Die DFL sieht hierbei die Vereine in der Verantwortung, „die tatsächliche Vorsorge“ zu treffen. Das ist verwunderlich für eine Branche, die sich sonst nicht scheut, sogar das Verbot von Skifahren wegen der Verletzungsgefahr oder auch die Farbe der Alufelgen am Dienstwagen der Spieler vertraglich vorzuschreiben. Warum dann nicht auch das Impfen, zur Sicherstellung des Spielbetriebs?
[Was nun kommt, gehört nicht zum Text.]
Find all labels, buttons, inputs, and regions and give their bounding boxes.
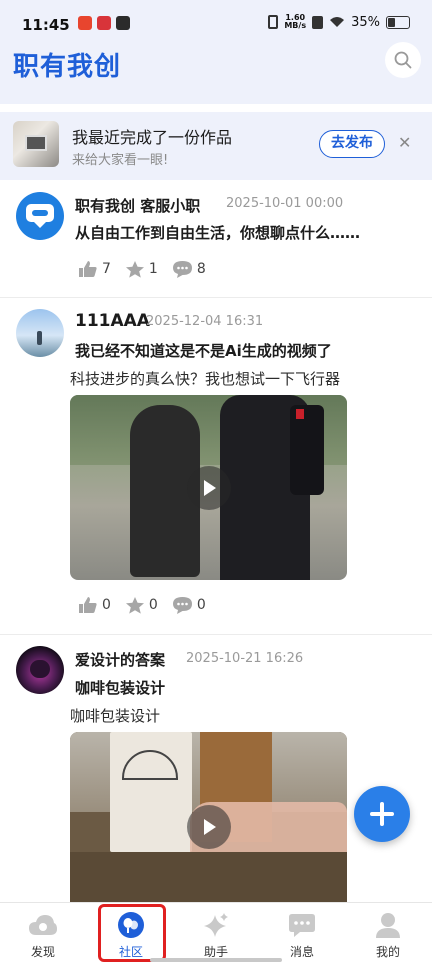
comment-button[interactable]: 8 [172,260,206,279]
tab-messages[interactable]: 消息 [272,911,332,960]
play-button[interactable] [186,465,231,510]
promo-thumbnail [13,121,59,167]
post-video[interactable] [70,732,347,902]
comment-count: 8 [196,261,206,277]
create-post-button[interactable] [354,786,410,842]
play-icon [203,479,216,496]
favorite-count: 1 [148,261,158,277]
wifi-icon [330,17,345,27]
message-icon [289,914,315,937]
play-button[interactable] [186,805,231,849]
post-title[interactable]: 我已经不知道这是不是Ai生成的视频了 [75,340,332,361]
battery-level [388,17,395,27]
search-icon [394,51,412,69]
notification-app-icon [78,16,92,30]
notification-app-icon [116,16,130,30]
battery-icon [386,15,410,29]
like-button[interactable]: 7 [78,260,111,278]
close-icon[interactable]: ✕ [398,134,411,152]
post-body: 科技进步的真么快？我也想试一下飞行器 [70,370,341,388]
post-card[interactable]: 爱设计的答案 2025-10-21 16:26 咖啡包装设计 咖啡包装设计 [0,635,432,902]
status-right: 1.60 MB/s 35% [268,14,410,30]
play-icon [203,819,216,835]
like-button[interactable]: 0 [78,596,111,614]
post-title[interactable]: 从自由工作到自由生活，你想聊点什么…… [75,222,360,243]
tab-label: 助手 [203,945,228,959]
post-time: 2025-10-01 00:00 [226,196,344,211]
plus-icon [370,802,394,826]
post-author[interactable]: 爱设计的答案 [75,649,165,670]
comment-count: 0 [196,597,206,613]
status-bar: 11:45 1.60 MB/s 35% [0,0,432,42]
cloud-icon [29,915,57,935]
thumbs-up-icon [79,261,97,277]
like-count: 7 [102,261,111,277]
promo-title: 我最近完成了一份作品 [72,128,233,147]
person-icon [376,913,400,938]
avatar[interactable] [16,309,64,357]
post-stats: 0 0 0 [78,594,220,616]
status-notification-icons [78,16,130,30]
star-icon [125,596,144,614]
tab-label: 发现 [30,945,55,959]
favorite-count: 0 [148,597,158,613]
status-time: 11:45 [22,16,70,34]
avatar[interactable] [16,646,64,694]
notification-app-icon [97,16,111,30]
tab-discover[interactable]: 发现 [13,911,73,960]
sparkle-icon [204,913,228,937]
tab-profile[interactable]: 我的 [358,911,418,960]
post-author[interactable]: 111AAA [75,311,150,331]
search-button[interactable] [385,42,421,78]
tab-assistant[interactable]: 助手 [186,911,246,960]
favorite-button[interactable]: 1 [125,260,158,279]
star-icon [125,260,144,278]
tab-label: 消息 [289,945,314,959]
header: 职有我创 [0,42,432,104]
post-time: 2025-12-04 16:31 [146,314,264,329]
active-tab-highlight [98,904,166,962]
network-speed: 1.60 MB/s [284,13,307,30]
publish-button[interactable]: 去发布 [319,130,385,158]
home-indicator[interactable] [150,958,282,962]
comment-icon [172,260,192,278]
post-time: 2025-10-21 16:26 [186,651,304,666]
sim-icon [312,15,324,29]
page-title: 职有我创 [13,52,122,82]
comment-icon [172,596,192,614]
like-count: 0 [102,597,111,613]
post-card[interactable]: 111AAA 2025-12-04 16:31 我已经不知道这是不是Ai生成的视… [0,298,432,634]
publish-promo-banner: 我最近完成了一份作品 来给大家看一眼! 去发布 ✕ [0,112,432,180]
comment-button[interactable]: 0 [172,596,206,615]
vibrate-icon [268,15,279,29]
battery-percent: 35% [351,14,380,30]
post-body: 咖啡包装设计 [70,707,161,725]
post-stats: 7 1 8 [78,258,220,280]
post-card[interactable]: 职有我创 客服小职 2025-10-01 00:00 从自由工作到自由生活，你想… [0,180,432,298]
promo-subtitle: 来给大家看一眼! [72,153,169,168]
bottom-tab-bar: 发现 社区 助手 消息 我的 [0,902,432,964]
robot-icon [26,204,54,228]
post-title[interactable]: 咖啡包装设计 [75,677,165,698]
post-video[interactable] [70,395,347,580]
avatar[interactable] [16,192,64,240]
favorite-button[interactable]: 0 [125,596,158,615]
thumbs-up-icon [79,597,97,613]
tab-label: 我的 [375,945,400,959]
post-author[interactable]: 职有我创 客服小职 [75,195,200,216]
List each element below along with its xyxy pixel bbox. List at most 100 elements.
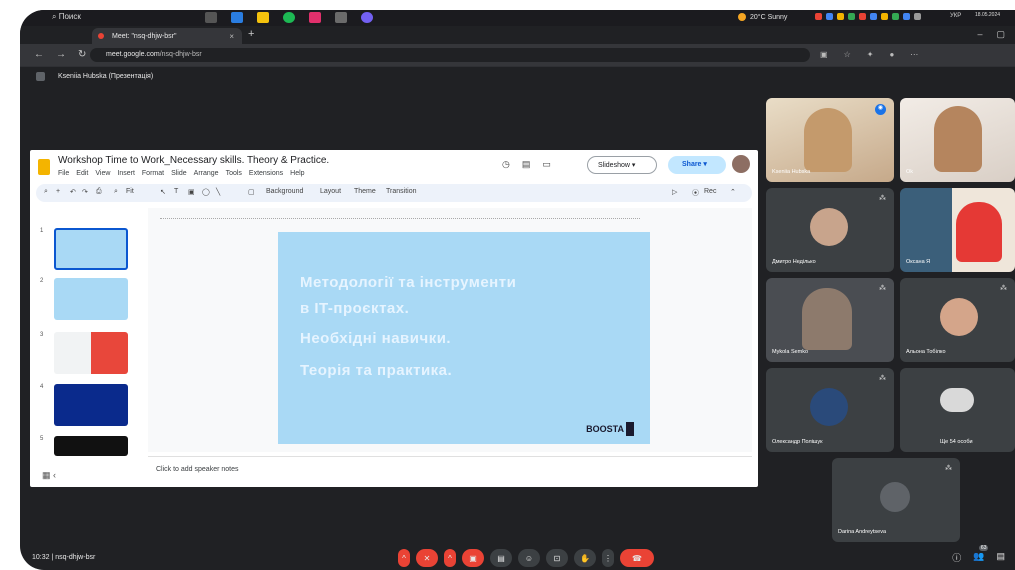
comments-icon[interactable]: ▤ — [522, 159, 531, 170]
new-tab-icon[interactable]: + — [248, 28, 254, 40]
mic-options-chevron[interactable]: ^ — [398, 549, 410, 567]
language-indicator[interactable]: УКР — [950, 13, 961, 19]
chevron-down-icon[interactable]: ▾ — [703, 161, 707, 168]
slide-thumbnail-4[interactable] — [54, 384, 128, 426]
rec-button[interactable]: Rec — [704, 188, 716, 195]
star-icon[interactable]: ☆ — [844, 50, 851, 59]
info-icon[interactable]: ⓘ — [952, 551, 961, 564]
close-tab-icon[interactable]: × — [229, 32, 234, 41]
participant-tile[interactable]: ◉ Kseniia Hubska — [766, 98, 894, 182]
taskbar-search[interactable]: ⌕ Поиск — [52, 12, 81, 22]
reload-icon[interactable]: ↻ — [78, 49, 86, 60]
print-icon[interactable]: ⎙ — [96, 188, 102, 196]
cursor-mode-icon[interactable]: ▷ — [672, 188, 677, 196]
shape-icon[interactable]: ◯ — [202, 188, 210, 196]
tray-icon[interactable] — [815, 13, 822, 20]
present-button[interactable]: ⊡ — [546, 549, 568, 567]
app-icon[interactable] — [335, 12, 347, 23]
record-icon[interactable]: ⦿ — [692, 188, 699, 198]
tray-icon[interactable] — [826, 13, 833, 20]
emoji-button[interactable]: ☺ — [518, 549, 540, 567]
extensions-icon[interactable]: ✦ — [867, 50, 874, 59]
tray-icon[interactable] — [892, 13, 899, 20]
text-box-icon[interactable]: T — [174, 188, 178, 195]
tray-icon[interactable] — [914, 13, 921, 20]
browser-tab-meet[interactable]: Meet: "nsq-dhjw-bsr" × — [92, 28, 242, 44]
menu-extensions[interactable]: Extensions — [249, 170, 283, 177]
theme-button[interactable]: Theme — [354, 188, 376, 195]
participant-tile[interactable]: ⁂ Дмитро Неділько — [766, 188, 894, 272]
slide-thumbnail-3[interactable] — [54, 332, 128, 374]
comment-icon[interactable]: ▢ — [248, 188, 255, 196]
chevron-down-icon[interactable]: ▾ — [632, 162, 636, 169]
slide-thumbnail-1[interactable] — [54, 228, 128, 270]
menu-slide[interactable]: Slide — [171, 170, 187, 177]
search-menus-icon[interactable]: ⌕ — [44, 188, 48, 196]
slideshow-button[interactable]: Slideshow ▾ — [587, 156, 657, 174]
participant-tile[interactable]: Оксана Я — [900, 188, 1015, 272]
meet-icon[interactable]: ▭ — [542, 159, 551, 170]
leave-call-button[interactable]: ☎ — [620, 549, 654, 567]
tray-icon[interactable] — [848, 13, 855, 20]
undo-icon[interactable]: ↶ — [70, 188, 76, 196]
tray-icon[interactable] — [837, 13, 844, 20]
raise-hand-button[interactable]: ✋ — [574, 549, 596, 567]
participant-tile[interactable]: Ok — [900, 98, 1015, 182]
menu-edit[interactable]: Edit — [76, 170, 88, 177]
maximize-icon[interactable]: ▢ — [996, 29, 1005, 40]
avatar[interactable] — [732, 155, 750, 173]
current-slide[interactable]: Методології та інструменти в IT-проєктах… — [278, 232, 650, 444]
camera-options-chevron[interactable]: ^ — [444, 549, 456, 567]
more-options-button[interactable]: ⋮ — [602, 549, 614, 567]
explorer-app-icon[interactable] — [257, 12, 269, 23]
task-view-icon[interactable] — [205, 12, 217, 23]
viber-app-icon[interactable] — [361, 12, 373, 23]
minimize-icon[interactable]: – — [977, 29, 982, 40]
instagram-app-icon[interactable] — [309, 12, 321, 23]
share-button[interactable]: Share ▾ — [668, 156, 726, 174]
menu-view[interactable]: View — [95, 170, 110, 177]
weather-widget[interactable]: 20°C Sunny — [738, 13, 787, 21]
back-icon[interactable]: ← — [34, 49, 44, 60]
document-title[interactable]: Workshop Time to Work_Necessary skills. … — [58, 155, 329, 166]
menu-tools[interactable]: Tools — [226, 170, 242, 177]
people-button[interactable]: 👥 63 — [973, 545, 989, 564]
spotify-app-icon[interactable] — [283, 12, 295, 23]
line-icon[interactable]: ╲ — [216, 188, 220, 196]
menu-insert[interactable]: Insert — [117, 170, 135, 177]
image-icon[interactable]: ▣ — [188, 188, 195, 196]
select-icon[interactable]: ↖ — [160, 188, 166, 196]
menu-format[interactable]: Format — [142, 170, 164, 177]
menu-arrange[interactable]: Arrange — [194, 170, 219, 177]
profile-icon[interactable]: ● — [889, 50, 894, 59]
clock-date[interactable]: 18.05.2024 — [975, 12, 1000, 18]
camera-permission-icon[interactable]: ▣ — [820, 50, 828, 59]
zoom-select[interactable]: Fit — [126, 188, 134, 195]
tray-icon[interactable] — [870, 13, 877, 20]
tray-icon[interactable] — [903, 13, 910, 20]
url-field[interactable]: meet.google.com/nsq-dhjw-bsr — [90, 48, 810, 62]
mic-off-button[interactable]: ✕ — [416, 549, 438, 567]
participant-tile[interactable]: ⁂ Альона Тобілко — [900, 278, 1015, 362]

Warum sollte das Privatsache sein? Sportrechtler gehen davon aus, dass der Profifußball dies ohne gesetzliche Grundlage regeln dürfte – denn wegen der Verbandsautonomie könnten alle Punkte, die von Relevanz für die Spielorganisation sind, eigenständig von der Deutschen Profi-Liga vorgeschrieben werden.

Doch schon beim Gehaltsverzicht taten sich viele Vereine in der Pandemie schwer. Auch Werder wollte seine Spieler vor zwei Jahren nicht zu sehr mit dem Thema belasten, damit sie top motiviert in der Bundesliga zu Werke gehen – mit dem Ergebnis, dass diese Spieler dann abstiegen. Es lernen halt alle dazu in der Pandemie. Auch der Profifußball.